The two biggest investors in Ukrainian energy remain Royal Dutch Shell and Chevron. Shell has a hydrocarbons production-sharing agreement with the Ukrainian government at the Yuzivska field, which lies across the Donetsk and Kharkiv regions of Ukraine, precisely where the current conflict wages on. As a result Shell has been forced to put shale projects on hold since February. Chevron was luckier, having signed a shale gas production-sharing agreement for the Olesska field, which is in western Ukraine and therefore has been unaffected by the conflict so far.
US-Ukraine energy cooperation is happening in the name of reducing energy dependence on Russia, and supposedly the American shale gas revolution model will help Ukraine achieve that. The US State department acts as the main promoter of shale gas development, selecting countries and “helping them understand” their shale gas potential. This noble mission, also supposedly aimed at reducing CO2 emissions, is known as The Unconventional Gas Technical Engagement Program (UGTEP).
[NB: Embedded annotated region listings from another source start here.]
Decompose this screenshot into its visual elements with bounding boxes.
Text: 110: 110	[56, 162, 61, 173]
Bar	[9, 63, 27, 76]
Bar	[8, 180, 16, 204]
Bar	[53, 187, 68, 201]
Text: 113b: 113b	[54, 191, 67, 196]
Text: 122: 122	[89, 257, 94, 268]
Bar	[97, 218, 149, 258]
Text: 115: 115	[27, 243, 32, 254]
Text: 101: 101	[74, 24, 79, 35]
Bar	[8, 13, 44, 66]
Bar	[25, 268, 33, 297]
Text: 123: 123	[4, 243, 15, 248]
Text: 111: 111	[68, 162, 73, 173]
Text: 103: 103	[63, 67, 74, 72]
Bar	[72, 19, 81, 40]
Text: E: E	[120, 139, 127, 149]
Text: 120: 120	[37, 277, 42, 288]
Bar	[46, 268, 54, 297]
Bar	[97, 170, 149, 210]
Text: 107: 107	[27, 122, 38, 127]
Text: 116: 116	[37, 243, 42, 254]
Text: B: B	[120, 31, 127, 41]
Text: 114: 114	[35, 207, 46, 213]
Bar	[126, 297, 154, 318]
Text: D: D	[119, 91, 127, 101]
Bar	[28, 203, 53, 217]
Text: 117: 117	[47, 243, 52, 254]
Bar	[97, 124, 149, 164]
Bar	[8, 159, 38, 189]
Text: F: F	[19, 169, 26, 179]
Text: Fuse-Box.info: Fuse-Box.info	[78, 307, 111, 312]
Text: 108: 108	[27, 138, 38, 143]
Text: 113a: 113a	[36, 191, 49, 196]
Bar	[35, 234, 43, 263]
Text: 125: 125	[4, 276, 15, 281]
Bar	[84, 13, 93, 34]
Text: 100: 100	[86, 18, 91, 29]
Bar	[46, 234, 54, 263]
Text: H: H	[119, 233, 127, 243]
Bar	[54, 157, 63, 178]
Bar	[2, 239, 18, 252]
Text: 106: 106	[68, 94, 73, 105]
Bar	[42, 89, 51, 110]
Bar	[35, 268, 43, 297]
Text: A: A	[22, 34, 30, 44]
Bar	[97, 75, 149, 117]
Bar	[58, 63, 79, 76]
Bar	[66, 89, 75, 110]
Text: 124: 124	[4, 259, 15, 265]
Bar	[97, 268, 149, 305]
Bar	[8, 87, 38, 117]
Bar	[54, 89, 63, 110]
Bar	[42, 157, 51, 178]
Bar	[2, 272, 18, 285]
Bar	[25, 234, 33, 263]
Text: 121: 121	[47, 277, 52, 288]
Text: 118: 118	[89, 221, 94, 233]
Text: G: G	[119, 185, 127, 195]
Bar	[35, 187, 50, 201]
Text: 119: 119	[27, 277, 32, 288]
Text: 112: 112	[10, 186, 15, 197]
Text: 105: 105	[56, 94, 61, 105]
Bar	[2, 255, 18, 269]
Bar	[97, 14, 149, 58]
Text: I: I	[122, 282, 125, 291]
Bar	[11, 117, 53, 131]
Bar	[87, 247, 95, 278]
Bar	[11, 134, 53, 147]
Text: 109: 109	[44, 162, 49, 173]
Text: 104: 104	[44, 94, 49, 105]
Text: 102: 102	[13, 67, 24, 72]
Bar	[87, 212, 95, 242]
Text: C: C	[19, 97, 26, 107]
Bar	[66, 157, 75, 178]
According to the US Energy Information Administration, Ukraine has Europe’s third-largest shale gas reserves at 42 trillion cubic feet. Shell and Chevron are expected to help Ukraine double its natural gas output.
Meanwhile, apart from the controversy surrounding its environmental impact, shale gas development stirs substantiated concerns about the price to be paid for achieving the promised "energy security". The reality of shale gas development is uncertain because of the difficulty of accurately assessing both resources and future achievable output. There are fears already that expectations of a shale gas bonanza for Ukraine may be overly-optimistic. Technical problems are also coming to the fore, as Shell is finding that local products are incompatible with its own equipment.
As for the role of western energy companies and their US backers, it is interesting that shale gas missionaries always seem to turn up at the right place at the right time, and always in ways that ultimately benefit themselves. Perhaps Ukrainians might care to remember that the goal of private companies is almost always the bottom line, and not their host country’s energy independence.